Tata Consultancy Services announced salary hikes for the 2026 fiscal year effective April 1 [1], [2].
The move comes as the company attempts to balance cost discipline with the need to reward high-performing staff while managing a declining headcount.
Reports indicate an average annual salary hike of five percent [1]. However, the distribution of these raises varies significantly based on performance ratings. Top performers are reported to receive increases of approximately 10% [1], with some reports placing those raises as high as 13% [3].
Conversely, the company is implementing stricter performance standards. Approximately five percent of the workforce will be classified as under-performers [1]. This focus on performance occurs as the total workforce has dipped to 584,519 employees, a decrease of 23,460 people [2].

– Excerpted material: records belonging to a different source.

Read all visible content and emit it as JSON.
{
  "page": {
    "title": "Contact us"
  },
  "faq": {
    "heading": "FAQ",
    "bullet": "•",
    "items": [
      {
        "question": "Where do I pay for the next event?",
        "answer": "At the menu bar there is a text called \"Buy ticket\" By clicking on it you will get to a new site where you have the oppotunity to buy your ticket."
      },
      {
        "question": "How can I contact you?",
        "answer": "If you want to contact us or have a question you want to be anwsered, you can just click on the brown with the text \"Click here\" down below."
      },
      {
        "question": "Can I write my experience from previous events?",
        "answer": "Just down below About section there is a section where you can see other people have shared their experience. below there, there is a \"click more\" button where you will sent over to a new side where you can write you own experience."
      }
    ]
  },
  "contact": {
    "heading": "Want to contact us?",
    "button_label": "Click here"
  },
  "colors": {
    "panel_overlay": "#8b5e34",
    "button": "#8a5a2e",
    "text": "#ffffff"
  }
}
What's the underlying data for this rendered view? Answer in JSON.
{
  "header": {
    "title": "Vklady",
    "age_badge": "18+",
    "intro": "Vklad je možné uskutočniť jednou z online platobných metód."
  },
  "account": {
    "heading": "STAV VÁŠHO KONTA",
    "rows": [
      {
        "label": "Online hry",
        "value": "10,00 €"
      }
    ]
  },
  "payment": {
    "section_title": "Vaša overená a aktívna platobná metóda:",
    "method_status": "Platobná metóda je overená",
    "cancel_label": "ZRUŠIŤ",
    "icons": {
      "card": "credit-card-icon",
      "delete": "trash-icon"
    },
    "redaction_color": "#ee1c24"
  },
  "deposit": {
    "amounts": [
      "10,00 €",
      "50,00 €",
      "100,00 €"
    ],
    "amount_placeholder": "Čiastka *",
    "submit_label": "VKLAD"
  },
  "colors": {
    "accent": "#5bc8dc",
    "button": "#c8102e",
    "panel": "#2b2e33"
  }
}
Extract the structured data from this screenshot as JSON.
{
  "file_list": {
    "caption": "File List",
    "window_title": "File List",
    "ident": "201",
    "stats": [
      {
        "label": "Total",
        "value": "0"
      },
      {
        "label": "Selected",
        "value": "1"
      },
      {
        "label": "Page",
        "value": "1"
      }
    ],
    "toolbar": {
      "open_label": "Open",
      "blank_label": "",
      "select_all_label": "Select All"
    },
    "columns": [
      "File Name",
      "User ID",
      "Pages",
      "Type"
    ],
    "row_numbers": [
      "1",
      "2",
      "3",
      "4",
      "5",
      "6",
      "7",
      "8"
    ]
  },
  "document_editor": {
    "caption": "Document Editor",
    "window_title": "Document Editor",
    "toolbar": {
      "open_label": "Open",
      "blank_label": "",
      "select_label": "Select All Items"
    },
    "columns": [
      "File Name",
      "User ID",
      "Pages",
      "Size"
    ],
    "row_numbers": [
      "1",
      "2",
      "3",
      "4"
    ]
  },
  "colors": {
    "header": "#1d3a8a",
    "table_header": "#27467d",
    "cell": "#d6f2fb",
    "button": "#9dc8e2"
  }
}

While the company aims to incentivize its best talent, the rollout has not been uniform across the organization. Some employees said they saw a decrease in take-home pay following the appraisals, with some citing a reduction of ₹3,000 [3].
TCS is utilizing these adjustments to enforce cost discipline in a challenging economic environment [4]. The strategy focuses on rewarding those who drive growth, particularly in areas like AI, while addressing the shrinking size of the overall staff [4].
“Average annual salary hike of 5%”
TCS is shifting toward a more aggressive performance-linked compensation model. By widening the gap between average raises and top-tier rewards, the company is attempting to retain critical talent in a competitive AI-driven market while simultaneously trimming costs by penalizing or exiting the bottom 5% of its workforce.